Sabotage Recordings was an electronic music label run by Robert Jelinek from 1995 until 1999, at which point its remaining inventory was melted down and used for the dance floor at Vienna’s nightclub, Flex. As that stunt might suggest, apart from releasing electronic music of various stripes, Sabotage also acted as a form of conceptual collective known for insidious pranks.
Jelinek and co. have concocted several past social experiments. Once, they concealed microphones in a private members club and broadcast the conversations publicly via speakers posted outside the building. On another occasion, they swapped out the guided-tour audio for an exhibition at a local art museum with audio about various art heists. They also once replaced the telephone book in a phone booth in Linz, Germany with ones from Linz, Austria.
The Sabotage Recordings label has also been home to its fair share of experiments. One particularly memorable occasion was a compilation, Handle With Care, which came out in 1996.

Featuring a few artists affiliated with Sabotage and some one-offs (Zink and Line, for example, were obscure pseudonyms of a producer named Markus Brand), Handle With Care was, by Jelinek’s description, “very repetitive, loop-like” electronic music. What was interesting about it was that it came booby-trapped with a “friendly virus” which, when played in a CD-ROM drive, prevented the listener from opening the drive up to remove the CD. According to Jelinek, this virus was created by “local hackers from the Chaos Club Berlin” and was set to deploy once the first track was played. He also tells me the only way to rescue the CD was to find and trigger the manual release button on one’s CD-ROM drive. “There was no menu, no manual, no preparation,” he explains. “Program started automatically.”

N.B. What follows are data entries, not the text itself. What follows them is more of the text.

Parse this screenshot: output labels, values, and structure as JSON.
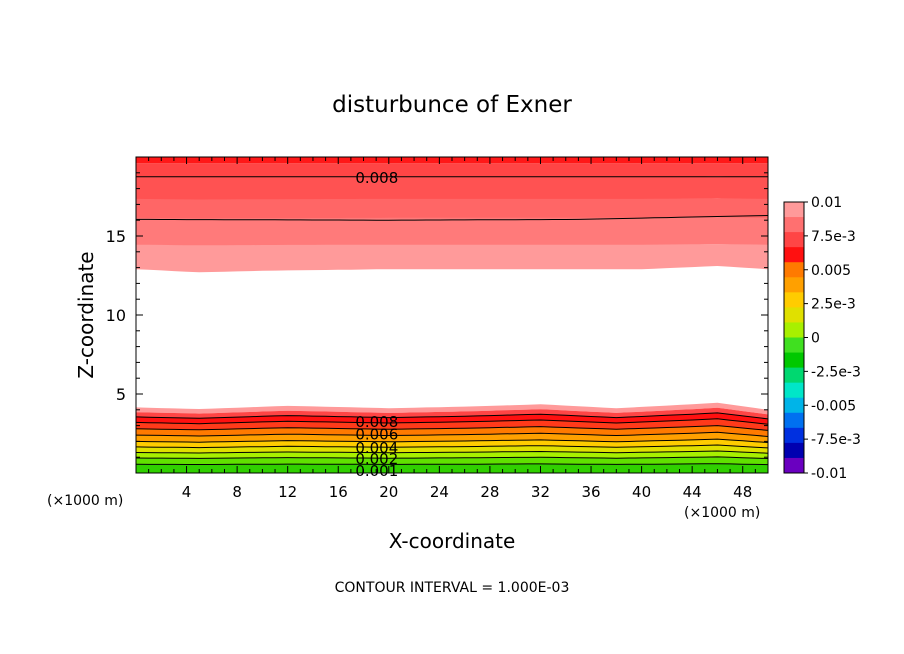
{
  "title": "disturbunce of Exner",
  "footer": "CONTOUR INTERVAL = 1.000E-03",
  "chart_data": {
    "type": "heatmap",
    "title": "disturbunce of Exner",
    "xlabel": "X-coordinate",
    "ylabel": "Z-coordinate",
    "x_unit_left": "(×1000 m)",
    "x_unit_right": "(×1000 m)",
    "xlim": [
      0,
      50
    ],
    "ylim": [
      0,
      20
    ],
    "xticks": [
      4,
      8,
      12,
      16,
      20,
      24,
      28,
      32,
      36,
      40,
      44,
      48
    ],
    "yticks": [
      5,
      10,
      15
    ],
    "contour_interval": 0.001,
    "upper_band": {
      "top_z": 19.6,
      "base_z_profile": [
        [
          0,
          12.9
        ],
        [
          5,
          12.7
        ],
        [
          10,
          12.8
        ],
        [
          20,
          12.9
        ],
        [
          30,
          12.9
        ],
        [
          40,
          12.9
        ],
        [
          46,
          13.1
        ],
        [
          50,
          12.9
        ]
      ],
      "top_value": 0.0095
    },
    "lower_band": {
      "top_z_profile": [
        [
          0,
          4.15
        ],
        [
          5,
          4.05
        ],
        [
          12,
          4.25
        ],
        [
          20,
          4.1
        ],
        [
          26,
          4.2
        ],
        [
          32,
          4.35
        ],
        [
          38,
          4.1
        ],
        [
          44,
          4.35
        ],
        [
          46,
          4.45
        ],
        [
          50,
          4.0
        ]
      ],
      "bottom_value": 0.0005
    },
    "contour_labels": [
      {
        "x": 20,
        "z": 18.75,
        "text": "0.008"
      },
      {
        "x": 20,
        "z": 3.3,
        "text": "0.008"
      },
      {
        "x": 20,
        "z": 2.5,
        "text": "0.006"
      },
      {
        "x": 20,
        "z": 1.65,
        "text": "0.004"
      },
      {
        "x": 20,
        "z": 0.95,
        "text": "0.002"
      },
      {
        "x": 20,
        "z": 0.2,
        "text": "0.001"
      }
    ],
    "colorbar": {
      "min": -0.01,
      "max": 0.01,
      "labels": [
        "0.01",
        "7.5e-3",
        "0.005",
        "2.5e-3",
        "0",
        "-2.5e-3",
        "-0.005",
        "-7.5e-3",
        "-0.01"
      ],
      "colors_top_to_bottom": [
        "#ff9a9a",
        "#ff7070",
        "#ff4545",
        "#ff1010",
        "#ff7a00",
        "#ffa000",
        "#ffcc00",
        "#e0e000",
        "#a8f000",
        "#40e020",
        "#00c800",
        "#00d870",
        "#00e6c8",
        "#00b4e8",
        "#0070f0",
        "#0030e0",
        "#0000b0",
        "#6a00c0"
      ]
    }
  }
}
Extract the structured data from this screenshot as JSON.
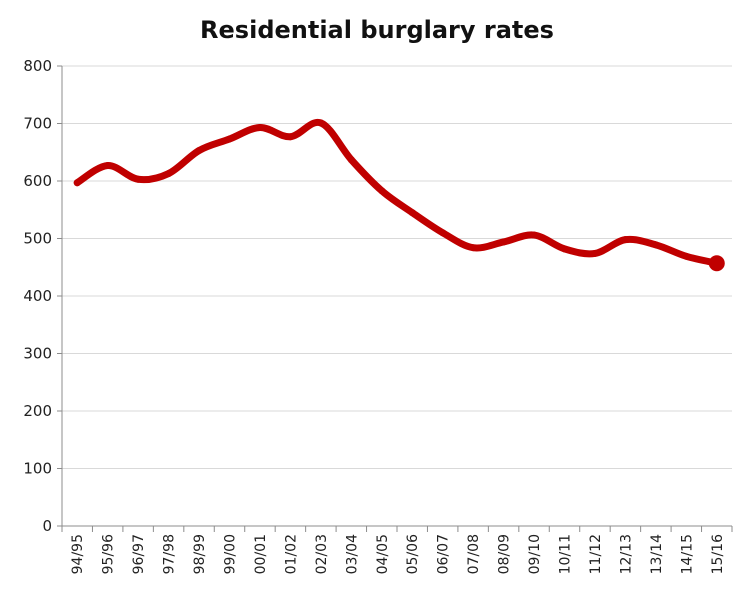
{
  "chart_data": {
    "type": "line",
    "title": "Residential burglary rates",
    "xlabel": "",
    "ylabel": "",
    "ylim": [
      0,
      800
    ],
    "yticks": [
      0,
      100,
      200,
      300,
      400,
      500,
      600,
      700,
      800
    ],
    "grid": true,
    "legend": "none",
    "line_color": "#c00000",
    "categories": [
      "94/95",
      "95/96",
      "96/97",
      "97/98",
      "98/99",
      "99/00",
      "00/01",
      "01/02",
      "02/03",
      "03/04",
      "04/05",
      "05/06",
      "06/07",
      "07/08",
      "08/09",
      "09/10",
      "10/11",
      "11/12",
      "12/13",
      "13/14",
      "14/15",
      "15/16"
    ],
    "series": [
      {
        "values": [
          597,
          627,
          603,
          613,
          653,
          673,
          693,
          677,
          701,
          637,
          583,
          545,
          510,
          484,
          494,
          506,
          482,
          474,
          498,
          489,
          469,
          457
        ]
      }
    ]
  }
}
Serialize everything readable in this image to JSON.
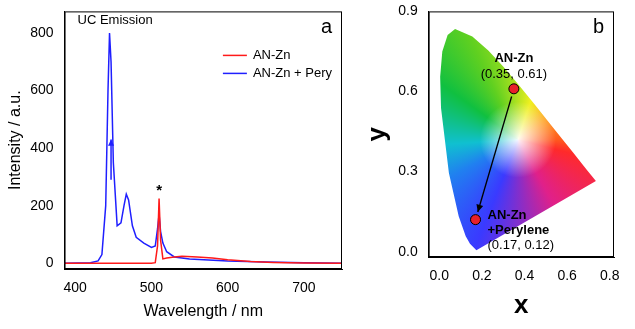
{
  "chart_data": [
    {
      "panel_label": "a",
      "type": "line",
      "x_label": "Wavelength / nm",
      "y_label": "Intensity / a.u.",
      "xlim": [
        386,
        750
      ],
      "xticks": [
        400,
        500,
        600,
        700
      ],
      "ylim": [
        -20,
        875
      ],
      "yticks": [
        0,
        200,
        400,
        600,
        800
      ],
      "grid": false,
      "legend": "upper right",
      "series": [
        {
          "name": "AN-Zn",
          "color": "#ff1a1a",
          "x": [
            386,
            450,
            500,
            505,
            508,
            510,
            512,
            515,
            520,
            530,
            540,
            560,
            580,
            600,
            630,
            660,
            700,
            750
          ],
          "values": [
            0,
            0,
            0,
            2,
            60,
            225,
            80,
            15,
            18,
            22,
            24,
            22,
            18,
            12,
            6,
            3,
            1,
            0
          ]
        },
        {
          "name": "AN-Zn + Pery",
          "color": "#1f1fff",
          "x": [
            386,
            420,
            430,
            435,
            440,
            443,
            445,
            447,
            450,
            455,
            460,
            464,
            467,
            470,
            475,
            480,
            490,
            500,
            505,
            508,
            510,
            512,
            515,
            520,
            530,
            550,
            600,
            650,
            700,
            750
          ],
          "values": [
            0,
            2,
            8,
            30,
            200,
            600,
            800,
            700,
            350,
            130,
            140,
            200,
            240,
            220,
            130,
            90,
            70,
            55,
            60,
            120,
            170,
            110,
            70,
            40,
            22,
            15,
            8,
            4,
            2,
            0
          ]
        }
      ],
      "annotations": [
        {
          "text": "UC Emission",
          "x": 403,
          "y": 845
        },
        {
          "text": "*",
          "x": 510,
          "y": 250
        }
      ],
      "arrows": [
        {
          "x": [
            447,
            447
          ],
          "y": [
            290,
            430
          ],
          "color": "#1f1fff"
        }
      ]
    },
    {
      "panel_label": "b",
      "type": "scatter",
      "x_label": "x",
      "y_label": "y",
      "xlim": [
        -0.05,
        0.82
      ],
      "xticks": [
        {
          "value": 0,
          "label": "0.0"
        },
        0.2,
        0.4,
        0.6,
        0.8
      ],
      "ylim": [
        -0.02,
        0.9
      ],
      "yticks": [
        {
          "value": 0,
          "label": "0.0"
        },
        0.3,
        0.6,
        0.9
      ],
      "grid": false,
      "series": [
        {
          "name": "AN-Zn",
          "color": "#e8202a",
          "x": [
            0.35
          ],
          "values": [
            0.61
          ],
          "value_labels": [
            "(0.35, 0.61)"
          ]
        },
        {
          "name": "AN-Zn +Perylene",
          "color": "#e8202a",
          "x": [
            0.17
          ],
          "values": [
            0.12
          ],
          "value_labels": [
            "(0.17, 0.12)"
          ]
        }
      ],
      "locus": {
        "x": [
          0.174,
          0.144,
          0.124,
          0.091,
          0.045,
          0.008,
          0.004,
          0.014,
          0.039,
          0.074,
          0.155,
          0.23,
          0.302,
          0.373,
          0.444,
          0.512,
          0.575,
          0.627,
          0.691,
          0.735
        ],
        "y": [
          0.005,
          0.03,
          0.058,
          0.133,
          0.295,
          0.538,
          0.655,
          0.75,
          0.812,
          0.834,
          0.806,
          0.754,
          0.692,
          0.624,
          0.555,
          0.487,
          0.424,
          0.372,
          0.308,
          0.265
        ]
      }
    }
  ]
}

Jelinek compares this booby-trapped CD to Merzbow’s famous, limited-to-one-copy Merzcar release, a fabled CDR of noise that came inside a car! According to the story, the owner of the Releasing Eskimo label, which put out Merzbow’s Noisembryo album, owned an out-of-commission Mercedes that the police had ordered him to move. So he decided to entice Merzbow fans to take his problem off his hands by rigging up the car’s CD player to play Noisembryo indefinitely, modifying the stereo to prevent users from turning it off or removing the disc. He then promoted Merzcar as an ultra-limited-edition Merzbow goodie. The interested customer was required to buy the whole car in order to obtain the CD, representing the apotheosis of elaborate packaging feats! Jelinek reflects that, much like the Merzcar, which is locked into a car stereo, doomed to be played on repeat for eternity, Handle With Care has “a romantic motive behind it: a piece of music inseparable, forever. Implemented with the technical know-how of the time.”

Jelinek tells me a bit more about customers’ experiences with the album. “It was often a nasty surprise for the ignorant and there was a need for explanation. The handling of computer viruses was new at the time and accordingly one was awkward but also careful.” He explains that people who knew that track one was booby-trapped would know they had to start the CD at track two.
“Handle with Care was also given as a mean gift,” he recalls. “And some club owners contacted us because DJs played this CD and they didn’t know how to get it out of their devices. And again, it was about our patterns of action in dealing with technology, trust and manipulation.”
It’s no coincidence that the label’s name was Sabotage, and it’s an idea that Jelinek has carried forward long past the end of the formal imprint. In 2003, he established a sovereign state called State of Sabotage:
The State of Sabotage (SoS) was founded as a sovereign state in 2003 on the unpopulated island Harakka in Finland by the Austrian artist ROBERT JELINEK. Even before it had existed the end of the state had already been planned and set for August 30 2013. Exactly after ten years. Independently from the exhibition date the validity of all documents such as SoS passports and ID cards ends with August 30th 2013.
from Jelinek’s website, sabotage.at
That state, destined to be sabotaged from the start, was, indeed, shut down on its intended date, but not before issuing passports and ID cards, and corresponding with the United Nations.
Though Handle With Care was one of many Jelinek-initiated acts of sabotage, it’s a particularly pithy one. A CD that commandeers your computer and plays itself endlessly — in today’s era of unlimited musical choice, such a state of sabotage is almost unthinkable.